Friday 14 March 2014

TV Licence Proposed “Decriminalisation”


Announcements from the UK Parliament about the proposed decriminalisation of so-called TV licence “evasion” has been a news item in the various media recently. Many readers would think that TV Licensing Watch would welcome such announcements from the UK Parliament. Unfortunately we do not. The first thing which drew our attention in the announcements from the UK Parliament was the main reason given for the proposed decriminalisation of TV licence "evasion". Namely, "to stop the clogging up of courts" by tv licence evasion prosecutions brought by BBC main TV Licensing™ contractor Capita BBC TV Licensing. In 2012 alone, 193,049 prosecutions yielding 164,932 convictions in courts of England and Wales according to the Ministry of Justice. TV Licensing Watch are not bothered in the least whether the courts of England and Wales are clogged up with tv licence "evasion" prosecutions. TV Licensing Watch are more bothered about the victims of the BBC and Capita BBC TV Licensing and the enforcement abuses that lead to prosecutions and more importantly that the "crime" of tv licence "evasion" even exists at all to be a prosecutable "offence". We believe that the UK Parliament would serve the interests of the UK electorate a hell of a lot better by being more concerned about those than whether the courts are clogged up by Capita BBC TV Licensing prosecutions brought on behalf of the BBC.

Until the day he died, John Reith, first Director General of the BBC, believed the introduction of radio licensing and then television licensing were serious mistakes. He did not understand why people who did not and do not want to fund the BBC should ever have been subjected to investigation, enforcement and penalty. The British Broadcasting Corporation started out as the British Broadcasting Company. A notable feature of the British Broadcasting Company was that it was subscription funded. Subscription funding is the very inevitability that the British Broadcasting Corporation is currently fighting to delay. This is ironic since that is how its predecessor British Broadcasting Company was funded and subscription is also a very successful funding model for Sky and other television programme and media service providers. The dispute between John Reith and the Postmaster General at the time regarding subscription(Reith) versus licence fee(Postmaster General) and its outcome is a matter of historical record.

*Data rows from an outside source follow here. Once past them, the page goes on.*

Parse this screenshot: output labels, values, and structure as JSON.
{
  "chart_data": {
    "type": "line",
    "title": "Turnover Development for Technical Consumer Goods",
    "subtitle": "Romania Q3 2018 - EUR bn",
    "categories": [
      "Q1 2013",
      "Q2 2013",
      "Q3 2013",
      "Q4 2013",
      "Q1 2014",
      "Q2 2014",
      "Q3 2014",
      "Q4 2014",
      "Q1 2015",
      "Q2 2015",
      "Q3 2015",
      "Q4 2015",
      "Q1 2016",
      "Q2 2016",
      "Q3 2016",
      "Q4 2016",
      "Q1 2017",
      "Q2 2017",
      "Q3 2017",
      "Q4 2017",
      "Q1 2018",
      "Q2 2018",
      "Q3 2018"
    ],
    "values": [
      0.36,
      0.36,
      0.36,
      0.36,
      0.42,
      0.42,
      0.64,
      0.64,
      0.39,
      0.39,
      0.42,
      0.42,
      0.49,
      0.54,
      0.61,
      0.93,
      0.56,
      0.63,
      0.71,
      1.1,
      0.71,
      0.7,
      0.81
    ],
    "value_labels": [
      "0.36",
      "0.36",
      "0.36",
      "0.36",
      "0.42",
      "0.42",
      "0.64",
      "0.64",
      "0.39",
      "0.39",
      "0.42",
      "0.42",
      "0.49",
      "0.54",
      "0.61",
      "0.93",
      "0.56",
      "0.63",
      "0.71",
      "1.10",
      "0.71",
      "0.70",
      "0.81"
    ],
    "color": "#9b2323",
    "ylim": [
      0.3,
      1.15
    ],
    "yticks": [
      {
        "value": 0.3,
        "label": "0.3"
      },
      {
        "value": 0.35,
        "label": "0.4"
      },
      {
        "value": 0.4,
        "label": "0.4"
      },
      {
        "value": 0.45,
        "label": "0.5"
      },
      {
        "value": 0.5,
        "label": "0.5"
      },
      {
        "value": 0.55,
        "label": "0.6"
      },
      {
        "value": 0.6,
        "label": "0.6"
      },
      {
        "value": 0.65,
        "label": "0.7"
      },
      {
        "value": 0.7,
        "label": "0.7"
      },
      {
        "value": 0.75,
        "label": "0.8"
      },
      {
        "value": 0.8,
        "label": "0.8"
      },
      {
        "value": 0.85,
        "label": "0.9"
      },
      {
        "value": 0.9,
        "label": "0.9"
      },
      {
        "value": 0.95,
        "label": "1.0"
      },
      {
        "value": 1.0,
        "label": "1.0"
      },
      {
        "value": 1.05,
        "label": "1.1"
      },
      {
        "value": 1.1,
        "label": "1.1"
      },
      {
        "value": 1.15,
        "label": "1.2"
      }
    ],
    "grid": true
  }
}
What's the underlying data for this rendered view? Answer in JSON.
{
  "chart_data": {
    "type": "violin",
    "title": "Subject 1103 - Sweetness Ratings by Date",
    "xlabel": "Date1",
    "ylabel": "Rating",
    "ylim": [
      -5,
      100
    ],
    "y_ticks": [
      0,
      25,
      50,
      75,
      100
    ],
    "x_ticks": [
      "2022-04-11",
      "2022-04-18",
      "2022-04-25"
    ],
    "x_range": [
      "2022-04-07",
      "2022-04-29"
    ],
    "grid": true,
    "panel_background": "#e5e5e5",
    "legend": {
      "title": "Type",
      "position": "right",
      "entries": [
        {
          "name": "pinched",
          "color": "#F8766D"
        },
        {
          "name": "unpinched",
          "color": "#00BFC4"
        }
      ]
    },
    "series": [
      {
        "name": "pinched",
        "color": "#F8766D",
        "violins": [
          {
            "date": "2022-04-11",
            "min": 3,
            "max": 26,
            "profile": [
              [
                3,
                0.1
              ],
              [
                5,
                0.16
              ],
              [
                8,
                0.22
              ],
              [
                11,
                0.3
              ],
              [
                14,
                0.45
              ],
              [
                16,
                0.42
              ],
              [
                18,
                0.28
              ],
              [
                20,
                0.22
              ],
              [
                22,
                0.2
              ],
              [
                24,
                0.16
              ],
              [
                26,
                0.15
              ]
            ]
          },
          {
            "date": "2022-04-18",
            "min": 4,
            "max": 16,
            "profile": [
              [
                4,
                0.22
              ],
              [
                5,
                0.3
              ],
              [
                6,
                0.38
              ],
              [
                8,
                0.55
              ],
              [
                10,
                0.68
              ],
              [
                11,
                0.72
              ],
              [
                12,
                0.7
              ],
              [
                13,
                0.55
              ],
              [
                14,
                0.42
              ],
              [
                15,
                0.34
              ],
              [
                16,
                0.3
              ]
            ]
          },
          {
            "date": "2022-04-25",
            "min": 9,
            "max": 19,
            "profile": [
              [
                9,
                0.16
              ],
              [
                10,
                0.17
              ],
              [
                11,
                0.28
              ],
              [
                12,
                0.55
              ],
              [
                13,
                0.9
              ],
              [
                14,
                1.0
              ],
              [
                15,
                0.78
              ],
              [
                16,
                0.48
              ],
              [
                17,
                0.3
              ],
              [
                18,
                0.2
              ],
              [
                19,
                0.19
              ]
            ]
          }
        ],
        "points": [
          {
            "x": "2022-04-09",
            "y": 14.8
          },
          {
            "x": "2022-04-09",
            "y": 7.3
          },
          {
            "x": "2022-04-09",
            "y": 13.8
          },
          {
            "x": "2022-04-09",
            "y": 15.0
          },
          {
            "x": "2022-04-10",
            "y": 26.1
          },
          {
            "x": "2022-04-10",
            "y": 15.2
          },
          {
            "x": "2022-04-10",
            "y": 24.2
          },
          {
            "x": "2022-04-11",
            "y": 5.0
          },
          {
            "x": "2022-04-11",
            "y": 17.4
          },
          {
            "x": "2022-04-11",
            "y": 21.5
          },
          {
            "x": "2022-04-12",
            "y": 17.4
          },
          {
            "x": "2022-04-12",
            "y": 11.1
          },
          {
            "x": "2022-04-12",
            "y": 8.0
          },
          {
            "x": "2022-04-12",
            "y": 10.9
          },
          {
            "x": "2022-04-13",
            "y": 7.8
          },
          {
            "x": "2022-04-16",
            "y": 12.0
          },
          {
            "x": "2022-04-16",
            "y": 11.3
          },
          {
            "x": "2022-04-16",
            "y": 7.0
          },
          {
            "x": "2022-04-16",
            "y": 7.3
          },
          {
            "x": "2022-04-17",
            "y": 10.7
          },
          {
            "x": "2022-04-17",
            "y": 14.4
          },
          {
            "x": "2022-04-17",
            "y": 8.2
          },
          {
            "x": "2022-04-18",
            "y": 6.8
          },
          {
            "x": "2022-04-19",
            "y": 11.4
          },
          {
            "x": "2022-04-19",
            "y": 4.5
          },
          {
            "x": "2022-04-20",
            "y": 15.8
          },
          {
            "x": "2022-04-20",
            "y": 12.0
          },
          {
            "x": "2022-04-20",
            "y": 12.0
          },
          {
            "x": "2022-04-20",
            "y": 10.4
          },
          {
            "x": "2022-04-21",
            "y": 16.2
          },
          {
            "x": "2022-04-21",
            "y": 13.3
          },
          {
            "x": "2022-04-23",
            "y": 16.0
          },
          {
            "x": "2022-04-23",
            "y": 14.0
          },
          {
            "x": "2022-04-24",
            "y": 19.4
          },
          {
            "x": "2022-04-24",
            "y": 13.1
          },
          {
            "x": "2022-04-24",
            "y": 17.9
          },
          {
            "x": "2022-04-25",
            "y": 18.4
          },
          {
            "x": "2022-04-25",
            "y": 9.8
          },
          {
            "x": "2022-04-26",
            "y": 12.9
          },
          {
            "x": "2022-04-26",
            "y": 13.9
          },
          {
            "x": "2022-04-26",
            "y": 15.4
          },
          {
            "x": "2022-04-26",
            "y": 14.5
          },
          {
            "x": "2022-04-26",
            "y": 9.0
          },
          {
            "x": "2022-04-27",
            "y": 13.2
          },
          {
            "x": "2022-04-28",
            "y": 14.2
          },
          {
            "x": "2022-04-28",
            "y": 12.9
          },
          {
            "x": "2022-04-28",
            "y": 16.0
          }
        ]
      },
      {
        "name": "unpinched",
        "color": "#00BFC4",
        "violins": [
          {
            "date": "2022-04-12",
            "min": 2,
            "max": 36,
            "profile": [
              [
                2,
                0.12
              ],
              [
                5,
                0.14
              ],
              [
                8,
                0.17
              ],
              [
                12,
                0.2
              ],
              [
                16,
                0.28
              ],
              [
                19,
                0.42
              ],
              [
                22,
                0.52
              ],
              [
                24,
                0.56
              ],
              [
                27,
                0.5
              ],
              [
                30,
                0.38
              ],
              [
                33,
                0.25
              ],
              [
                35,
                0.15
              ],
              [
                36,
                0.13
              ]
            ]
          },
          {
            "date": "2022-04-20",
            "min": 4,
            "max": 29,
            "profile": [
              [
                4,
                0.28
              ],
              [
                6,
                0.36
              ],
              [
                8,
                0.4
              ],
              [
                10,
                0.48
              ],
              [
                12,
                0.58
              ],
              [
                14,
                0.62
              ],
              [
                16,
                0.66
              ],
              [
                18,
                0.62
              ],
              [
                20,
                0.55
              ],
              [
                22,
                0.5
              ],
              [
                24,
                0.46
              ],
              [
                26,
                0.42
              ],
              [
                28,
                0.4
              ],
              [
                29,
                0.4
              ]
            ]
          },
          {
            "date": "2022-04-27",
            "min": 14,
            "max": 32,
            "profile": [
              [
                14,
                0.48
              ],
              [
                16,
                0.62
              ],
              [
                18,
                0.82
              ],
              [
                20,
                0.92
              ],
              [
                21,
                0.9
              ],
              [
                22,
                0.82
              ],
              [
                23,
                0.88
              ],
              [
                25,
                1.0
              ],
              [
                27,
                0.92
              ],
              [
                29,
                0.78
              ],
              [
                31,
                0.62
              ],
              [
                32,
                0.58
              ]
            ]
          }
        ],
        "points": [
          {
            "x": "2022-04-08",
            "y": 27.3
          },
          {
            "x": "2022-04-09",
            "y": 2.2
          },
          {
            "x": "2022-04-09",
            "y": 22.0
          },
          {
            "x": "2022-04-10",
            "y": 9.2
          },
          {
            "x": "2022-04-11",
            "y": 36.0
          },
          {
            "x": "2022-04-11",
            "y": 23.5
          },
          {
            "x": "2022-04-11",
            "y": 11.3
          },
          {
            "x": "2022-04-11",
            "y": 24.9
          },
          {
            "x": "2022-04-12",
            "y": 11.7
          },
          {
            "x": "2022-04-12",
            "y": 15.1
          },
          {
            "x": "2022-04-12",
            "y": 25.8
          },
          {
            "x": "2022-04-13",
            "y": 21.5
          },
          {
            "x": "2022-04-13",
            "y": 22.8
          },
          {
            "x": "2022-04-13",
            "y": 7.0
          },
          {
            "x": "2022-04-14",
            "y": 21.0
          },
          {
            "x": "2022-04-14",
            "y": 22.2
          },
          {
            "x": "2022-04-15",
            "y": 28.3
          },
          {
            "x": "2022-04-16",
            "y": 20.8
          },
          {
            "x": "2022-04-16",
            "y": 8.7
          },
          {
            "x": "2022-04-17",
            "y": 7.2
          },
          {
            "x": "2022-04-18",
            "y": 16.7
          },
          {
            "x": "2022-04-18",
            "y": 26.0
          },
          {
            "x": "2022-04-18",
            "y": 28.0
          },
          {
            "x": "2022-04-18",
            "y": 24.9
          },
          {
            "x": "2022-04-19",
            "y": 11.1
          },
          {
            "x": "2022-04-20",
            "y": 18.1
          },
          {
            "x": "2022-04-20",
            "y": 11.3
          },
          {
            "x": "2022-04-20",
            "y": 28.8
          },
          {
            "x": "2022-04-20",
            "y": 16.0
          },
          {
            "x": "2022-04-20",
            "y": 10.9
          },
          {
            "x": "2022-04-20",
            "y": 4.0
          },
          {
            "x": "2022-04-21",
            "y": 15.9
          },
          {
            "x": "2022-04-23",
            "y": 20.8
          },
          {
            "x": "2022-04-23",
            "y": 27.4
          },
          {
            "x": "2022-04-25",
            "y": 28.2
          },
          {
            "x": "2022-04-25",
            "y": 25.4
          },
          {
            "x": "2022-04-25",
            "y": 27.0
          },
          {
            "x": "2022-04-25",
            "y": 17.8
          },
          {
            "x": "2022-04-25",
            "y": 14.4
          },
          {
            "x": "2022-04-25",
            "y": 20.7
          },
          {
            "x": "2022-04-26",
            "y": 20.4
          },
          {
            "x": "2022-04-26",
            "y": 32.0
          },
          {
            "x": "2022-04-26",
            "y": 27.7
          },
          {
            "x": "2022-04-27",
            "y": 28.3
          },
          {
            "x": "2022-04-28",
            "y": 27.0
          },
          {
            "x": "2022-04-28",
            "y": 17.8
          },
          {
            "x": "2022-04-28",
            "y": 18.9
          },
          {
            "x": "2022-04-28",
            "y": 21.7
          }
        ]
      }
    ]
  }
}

TV Licensing Watch has little difficulty in fully agreeing with John Reith. We do not understand why people who do not want to fund the BBC are subject to or ever should have been subjected to investigation, enforcement and penalty.


TV Licensing Watch have never seen or heard anything from our detractors, the BBC and its supporters that could or does properly explain and justify why people who do not want to fund the BBC are subject to or ever should have been subjected to investigation, enforcement and penalty.

TV Licensing Watch believe that people should have the freedom to choose not to fund the BBC if they so wish without being subjected to investigation, enforcement and penalty.


TV Licensing Watch believe that any form of enforced live television broadcast receiving licence should simply be abolished at the termination of the current BBC Charter and replaced not with a media licence but with voluntary subscription.

TV Licensing Watch wants to bring to the earliest possible end:

Please note that “TV Licensing” is a trade mark used by companies contracted by the BBC to administer the collection of television licence fees and enforcement of the television licensing system.

TV Licensing Watch does not believe that TV licence decriminalisation is sufficient to address and deal with the fundamental problems and enforcement abuses of the current TV licensing regime. Further, TV licence decriminalisation opens up the prospect of new and modified enforcement abuses and abusers when the inclusion of debt collector and bailiff terrorism are taken into account. We believe that the UK Parliament have badly misjudged the proposed TV licence decriminalisation so TV Licensing Watch urged the UK Parliament that television licence abolition is the only moral, social, economic, political, just, and acceptable objective to eliminate television licensing enforcement practises and procedures that have become so debased and corrupted that they are beyond redemption and reform.


The value of domestic cctv surveillance and handheld video camera can prove invaluable in gathering evidence of the serial abuses and misdemeanours perpetrated by employees of Capita Business Services under cover of the BBC TV Licensing™ contract. TV Licensing Watch advises anybody who has the misfortune to have face to face dealings with Capita Business Services TV Licensing™ to make an audio-visual record of those dealings in their entirety covertly or overtly with cctv and handheld video cameras.

For people who have not exercised their right to remain silent, TV Licensing Watch advise anybody who has had the misfortune to have face to face dealings with Capita Business Services TV Licensing™ and have received a summons as a consequence to contact a licensed law practitioner if: there is the slightest discrepancy between the actual situation regarding viewing habits and/or what actually happened during the interview compared with what has been written on the TVL178 Record of Interview self incrimination form.